A noite é quase sempre serena. Com o sol a pôr-se, acalma o rum-rum frenético dos carros, autocarros e eléctricos, e o que resta do dia fica entregue aos que se arrastam rua acima, rua abaixo até a temperatura descer ao ponto de não ser confortável estar lá fora. Aí, nessa hora que mal dura 60 minutos, o silêncio crescente quase que nos deixa ouvir a cidade existir.
William Basinski não trouxe necessariamente o silêncio a Lisboa - nem ao Musicbox, que inundou com pedaços de
Cascade,
The Deluge e um brevíssimo trecho de
Desintegration Loops -, mas os seus loops mareantes em incessante repetição foram catalisadores para nos fazer olhar para dentro e - se acreditarmos muito - ouvir a mudança a acontecer.
© José Silva
Não parece, mas repetições de Basinski são como que um diálogo mudo e carregado de nostálgia. As suas falas são simultaneamente pacientes e evocativas e, dada a forma como se repetem, entranham-se subtilmente no Musicbox que ansiava por ver este meio performer/meio músico, mas totalmente humano. Banhados pelo oceano aliciante e extremamente rico de Basinski, não nos resta se não admirá-lo e à lenta decadência da sua música. Como que por magia, o tempo suspende-se e é-nos dada a mão para assistir de perto aos efeitos da passagem do tempo à nossa volta.

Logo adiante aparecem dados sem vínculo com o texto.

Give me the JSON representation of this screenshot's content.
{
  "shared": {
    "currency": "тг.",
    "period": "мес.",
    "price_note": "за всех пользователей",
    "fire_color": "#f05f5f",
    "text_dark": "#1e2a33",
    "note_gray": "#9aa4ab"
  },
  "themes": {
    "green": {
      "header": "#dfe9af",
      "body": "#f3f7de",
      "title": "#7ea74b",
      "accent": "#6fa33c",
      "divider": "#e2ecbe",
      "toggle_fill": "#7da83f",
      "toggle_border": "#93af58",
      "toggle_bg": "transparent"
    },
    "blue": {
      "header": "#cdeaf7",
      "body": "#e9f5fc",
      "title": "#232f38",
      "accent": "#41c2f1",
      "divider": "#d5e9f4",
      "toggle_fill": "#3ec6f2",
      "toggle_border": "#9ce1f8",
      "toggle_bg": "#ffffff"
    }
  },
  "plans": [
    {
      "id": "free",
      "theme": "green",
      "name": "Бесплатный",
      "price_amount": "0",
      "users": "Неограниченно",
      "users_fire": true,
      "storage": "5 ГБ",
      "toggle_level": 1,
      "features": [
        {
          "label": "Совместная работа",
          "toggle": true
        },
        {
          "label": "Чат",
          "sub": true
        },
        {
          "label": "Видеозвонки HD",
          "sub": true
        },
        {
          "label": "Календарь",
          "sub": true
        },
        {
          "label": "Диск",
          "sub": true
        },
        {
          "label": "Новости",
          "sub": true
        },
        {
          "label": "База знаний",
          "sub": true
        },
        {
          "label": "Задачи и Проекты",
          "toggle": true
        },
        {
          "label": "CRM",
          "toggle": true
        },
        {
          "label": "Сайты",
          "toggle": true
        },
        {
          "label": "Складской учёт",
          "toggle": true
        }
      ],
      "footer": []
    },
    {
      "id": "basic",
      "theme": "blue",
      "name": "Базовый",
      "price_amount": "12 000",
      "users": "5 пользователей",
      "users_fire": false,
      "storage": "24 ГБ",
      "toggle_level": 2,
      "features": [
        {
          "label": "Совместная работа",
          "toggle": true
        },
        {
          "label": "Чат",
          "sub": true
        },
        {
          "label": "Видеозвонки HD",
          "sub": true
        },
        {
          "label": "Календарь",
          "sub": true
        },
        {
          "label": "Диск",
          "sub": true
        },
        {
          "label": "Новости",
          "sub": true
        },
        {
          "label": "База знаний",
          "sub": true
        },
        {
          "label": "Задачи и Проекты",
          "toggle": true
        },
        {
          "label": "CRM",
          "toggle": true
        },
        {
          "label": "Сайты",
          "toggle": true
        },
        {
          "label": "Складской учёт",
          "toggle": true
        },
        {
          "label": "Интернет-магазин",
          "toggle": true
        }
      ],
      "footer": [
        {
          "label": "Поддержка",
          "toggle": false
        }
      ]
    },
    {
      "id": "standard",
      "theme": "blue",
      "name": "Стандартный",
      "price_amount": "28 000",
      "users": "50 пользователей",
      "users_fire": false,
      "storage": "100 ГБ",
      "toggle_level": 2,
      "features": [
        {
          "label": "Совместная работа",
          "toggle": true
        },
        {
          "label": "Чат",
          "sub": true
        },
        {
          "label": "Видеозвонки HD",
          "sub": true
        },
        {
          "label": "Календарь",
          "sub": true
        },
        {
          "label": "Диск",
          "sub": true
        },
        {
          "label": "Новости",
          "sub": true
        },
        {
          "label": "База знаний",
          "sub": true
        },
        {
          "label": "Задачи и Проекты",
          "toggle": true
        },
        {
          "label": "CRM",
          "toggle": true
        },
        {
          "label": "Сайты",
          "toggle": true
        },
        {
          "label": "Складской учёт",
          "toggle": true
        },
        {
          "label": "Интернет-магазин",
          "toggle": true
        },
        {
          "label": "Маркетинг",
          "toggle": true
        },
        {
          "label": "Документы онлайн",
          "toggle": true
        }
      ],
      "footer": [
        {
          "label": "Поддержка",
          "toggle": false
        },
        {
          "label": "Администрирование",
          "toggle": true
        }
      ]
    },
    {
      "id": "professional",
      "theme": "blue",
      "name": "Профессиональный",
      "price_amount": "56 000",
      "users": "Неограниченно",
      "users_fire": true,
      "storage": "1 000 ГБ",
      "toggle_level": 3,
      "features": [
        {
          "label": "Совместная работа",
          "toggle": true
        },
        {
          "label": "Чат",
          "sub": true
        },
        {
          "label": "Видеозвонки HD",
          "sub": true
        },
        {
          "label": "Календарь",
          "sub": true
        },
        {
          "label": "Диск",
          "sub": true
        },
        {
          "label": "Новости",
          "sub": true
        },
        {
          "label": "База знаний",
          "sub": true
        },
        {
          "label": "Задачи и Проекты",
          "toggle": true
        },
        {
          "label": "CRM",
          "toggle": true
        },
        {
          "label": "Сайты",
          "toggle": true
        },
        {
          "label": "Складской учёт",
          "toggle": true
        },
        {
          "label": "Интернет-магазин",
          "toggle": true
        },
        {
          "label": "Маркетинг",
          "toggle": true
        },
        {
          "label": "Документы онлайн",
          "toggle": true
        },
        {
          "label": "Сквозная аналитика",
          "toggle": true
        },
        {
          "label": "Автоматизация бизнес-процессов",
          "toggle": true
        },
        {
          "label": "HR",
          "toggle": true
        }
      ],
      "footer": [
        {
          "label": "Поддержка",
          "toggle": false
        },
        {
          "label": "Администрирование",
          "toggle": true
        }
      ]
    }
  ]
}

Entregues ao silêncio e à introspecção, talvez estejamos todos a escrever na pele e na memória aquele momento, para a ele voltarmos sempre que quisermos. Talvez estejamos a guardar cada imagem e a absorver cada nota para a sujeitarmos à nossa própria erosão. Ou talvez estejamos apenas rendidos ao embalo, contagiados pela serenidade e pela aura de um quase semi-deus que William Basinski carrega sem dificuldade. Confortáveis neste abraço, não nos resta se não acordar do estado de sublimação e desejar que o eco de Basinski nunca se deteriore definitivamente.
Mas a noite ainda guardava mais espaço ao recolhimento e à emoção. Mr. Herbert Quain, de certa forma um descendente de Basinski, iria assomar ao palco pouco depois. Ao contrário do que alguns poderiam esperar, Mr. Herbert Quain deixou de lado exercícios mais dançáveis para dar espaço ao esplendor ambiental que (também) pontua o seu trabalho - e que há muito ameaçava libertar em palco.
© José Silva
Numa actuação que se podia dividir em duas partes, fica na retina a progressão pensada e habilmente executada pelo produtor da Covilhã. Sem dificuldades, Quain explorou uma dimensão onde pôde abraçar em definitivo um espectro contemplativo que há muito se adivinhava na sua música. Aqui, há espaço para momentos que podiam ser uma homenagem a Basinski (em que os “loops eternos” carregam a música aos ombros) e para explorar densidades e texturas que não lhe ouvíramos antes. Mesmo quando se permitiu a acelerar o seu set (valeu a revisita a “Behind The Curtain”, por exemplo), fê-lo despindo inteligentemente as suas canções, servindo apenas o essencial para nos conquistar. No fim, ficou mais uma prova de que o downtempo também serve para dançar.
© José Silva
No início da noite, coube a Jerome Faria dar o pontapé de saída. E se William Basinski e Mr. Herbert Quain se complementam e permitem traçar algumas linhas de comparação entre ambos, o mesmo não se pode dizer de Jerome Faria – o que numa noite com três actuações nunca pode ser mau. Pese embora o recurso a alguns clichés típicos do glitch, o madeirense oscilou habilmente entre uma espécie de doom electrónico e um ambient subtil e epidérmico. Como se encarnasse duas faces da mesma moeda, Jerome foi ora libertador ora castigador, ora meditativo ora brusco, e tudo isso fez sentido numa noite que ainda tinha tanto para dar.